«La vita è quello che ti succede mentre stai facendo altri progetti» cantava John Lennon in Beautiful boy. Un servizio che trovate su Confidenze in edicola adesso, invece, sostiene che Il destino è nelle nostre mani (che poi è il titolo dell’articolo).
Quindi, con un acume impressionante io capisco che sul tema la confusione regna sovrana. E che il mondo, oltre che in milanisti e interisti, è diviso anche in chi crede nella fatalità e chi in se stesso. Mentre io, come una banderuola, sventolo da una parte all’altra in balia (e a seconda) degli eventi e dell’umore.

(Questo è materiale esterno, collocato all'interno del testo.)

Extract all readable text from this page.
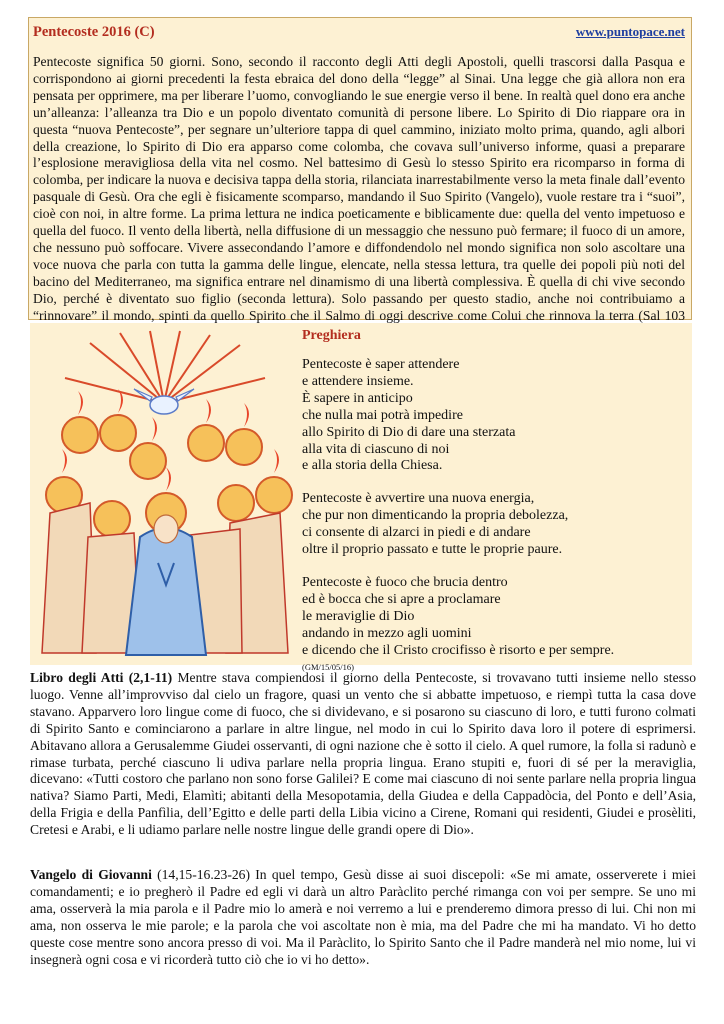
Pentecoste 2016 (C)	www.puntopace.net

Pentecoste significa 50 giorni. Sono, secondo il racconto degli Atti degli Apostoli, quelli trascorsi dalla Pasqua e corrispondono ai giorni precedenti la festa ebraica del dono della “legge” al Sinai. Una legge che già allora non era pensata per opprimere, ma per liberare l’uomo, convogliando le sue energie verso il bene. In realtà quel dono era anche un’alleanza: l’alleanza tra Dio e un popolo diventato comunità di persone libere. Lo Spirito di Dio riappare ora in questa “nuova Pentecoste”, per segnare un’ulteriore tappa di quel cammino, iniziato molto prima, quando, agli albori della creazione, lo Spirito di Dio era apparso come colomba, che covava sull’universo informe, quasi a preparare l’esplosione meravigliosa della vita nel cosmo. Nel battesimo di Gesù lo stesso Spirito era ricomparso in forma di colomba, per indicare la nuova e decisiva tappa della storia, rilanciata inarrestabilmente verso la meta finale dall’evento pasquale di Gesù. Ora che egli è fisicamente scomparso, mandando il Suo Spirito (Vangelo), vuole restare tra i “suoi”, cioè con noi, in altre forme. La prima lettura ne indica poeticamente e biblicamente due: quella del vento impetuoso e quella del fuoco. Il vento della libertà, nella diffusione di un messaggio che nessuno può fermare; il fuoco di un amore, che nessuno può soffocare. Vivere assecondando l’amore e diffondendolo nel mondo significa non solo ascoltare una voce nuova che parla con tutta la gamma delle lingue, elencate, nella stessa lettura, tra quelle dei popoli più noti del bacino del Mediterraneo, ma significa entrare nel dinamismo di una libertà complessiva. È quella di chi vive secondo Dio, perché è diventato suo figlio (seconda lettura). Solo passando per questo stadio, anche noi contribuiamo a “rinnovare” il mondo, spinti da quello Spirito che il Salmo di oggi descrive come Colui che rinnova la terra (Sal 103

Preghiera
Pentecoste è saper attendere
e attendere insieme.
È sapere in anticipo
che nulla mai potrà impedire
allo Spirito di Dio di dare una sterzata
alla vita di ciascuno di noi
e alla storia della Chiesa.
Pentecoste è avvertire una nuova energia,
che pur non dimenticando la propria debolezza,
ci consente di alzarci in piedi e di andare
oltre il proprio passato e tutte le proprie paure.
Pentecoste è fuoco che brucia dentro
ed è bocca che si apre a proclamare
le meraviglie di Dio
andando in mezzo agli uomini
e dicendo che il Cristo crocifisso è risorto e per sempre.
(GM/15/05/16)

Libro degli Atti (2,1-11) Mentre stava compiendosi il giorno della Pentecoste, si trovavano tutti insieme nello stesso luogo. Venne all’improvviso dal cielo un fragore, quasi un vento che si abbatte impetuoso, e riempì tutta la casa dove stavano. Apparvero loro lingue come di fuoco, che si dividevano, e si posarono su ciascuno di loro, e tutti furono colmati di Spirito Santo e cominciarono a parlare in altre lingue, nel modo in cui lo Spirito dava loro il potere di esprimersi. Abitavano allora a Gerusalemme Giudei osservanti, di ogni nazione che è sotto il cielo. A quel rumore, la folla si radunò e rimase turbata, perché ciascuno li udiva parlare nella propria lingua. Erano stupiti e, fuori di sé per la meraviglia, dicevano: «Tutti costoro che parlano non sono forse Galilei? E come mai ciascuno di noi sente parlare nella propria lingua nativa? Siamo Parti, Medi, Elamìti; abitanti della Mesopotamia, della Giudea e della Cappadòcia, del Ponto e dell’Asia, della Frigia e della Panfìlia, dell’Egitto e delle parti della Libia vicino a Cirene, Romani qui residenti, Giudei e prosèliti, Cretesi e Arabi, e li udiamo parlare nelle nostre lingue delle grandi opere di Dio».

Vangelo di Giovanni (14,15-16.23-26) In quel tempo, Gesù disse ai suoi discepoli: «Se mi amate, osserverete i miei comandamenti; e io pregherò il Padre ed egli vi darà un altro Paràclito perché rimanga con voi per sempre. Se uno mi ama, osserverà la mia parola e il Padre mio lo amerà e noi verremo a lui e prenderemo dimora presso di lui. Chi non mi ama, non osserva le mie parole; e la parola che voi ascoltate non è mia, ma del Padre che mi ha mandato. Vi ho detto queste cose mentre sono ancora presso di voi. Ma il Paràclito, lo Spirito Santo che il Padre manderà nel mio nome, lui vi insegnerà ogni cosa e vi ricorderà tutto ciò che io vi ho detto».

Non sono religiosa, vado in chiesa solo per matrimoni e funerali e non ricordo di avere mai invocato un intervento divino. Eppure, sono profondamente convinta che tutto ciò che ci accade non sia solo farina del nostro sacco.
Da un lato, questo principio mi è di grande aiuto perché rende meno pesanti le responsabilità nei momenti difficili. Dall’altro, però, mi suggerisce un che di claustrofobico: a volte darmi tanto da fare sapendo che tutto può essere vanificato da un destino avverso mi mette un’ansia capace di abbattere la buona dose di entusiasmo che anima il mio carattere.
Come me la gioco, allora? Dipende dai periodi e dalle circostanze. Ma in generale cerco di essere fedele al motto “aiutati che il ciel ti aiuta” e di dare una mano alla mia vita. Per esempio, non abbandonando mai l’idea che tutto è possibile.
È ovvio che non è vero, ma pensarlo non è mica male, perché riempie le mie giornate di continui stimoli su ogni fronte. In altre parole, è raro che mi alzi alla mattina pronta per farmi sballottare di qui e di là a seconda di dove gira il vento. Quando suona la sveglia, preferisco di gran lunga tracciare una rotta e cercare di arrivare alla meta prefissa.
Ma attenzione: questo non significa che sia preda di un’incontrollabile foga di raggiungere traguardi per forza ambiziosi. No, proprio per niente. Le mie sfide contro il destino sono spesso banalissime: arrivare all’ora giusta all’appuntamento con le amiche nonostante il traffico inaspettato. Oppure, sciare fino allo stremo sotto la tormenta, quando il meteo aveva dato il bello.
Non arrendermi né rassegnarmi, fra l’altro, mi dà un certo gusto. Per due motivi. Il più importante è che vivere l’imprevisto nelle cazzate penso sia una buona palestra per imparare ad affrontarlo (se ce ne fosse bisogno) nelle cose serie.
L’altro è più giocoso, tant’è che mi fa venire in mente una partita di Monopoli. Dove è valida la teoria di John Lennon: mentre stai progettando di costruire due alberghi in Via Dante, i dadi ti fanno rotolare rovinosamente su Parco della Vittoria. Ma anche quella di Confidenze: visto che il destino è nelle tue mani, sta a te vendere tutte e quattro le Stazioni e tirarti fuori dai guai!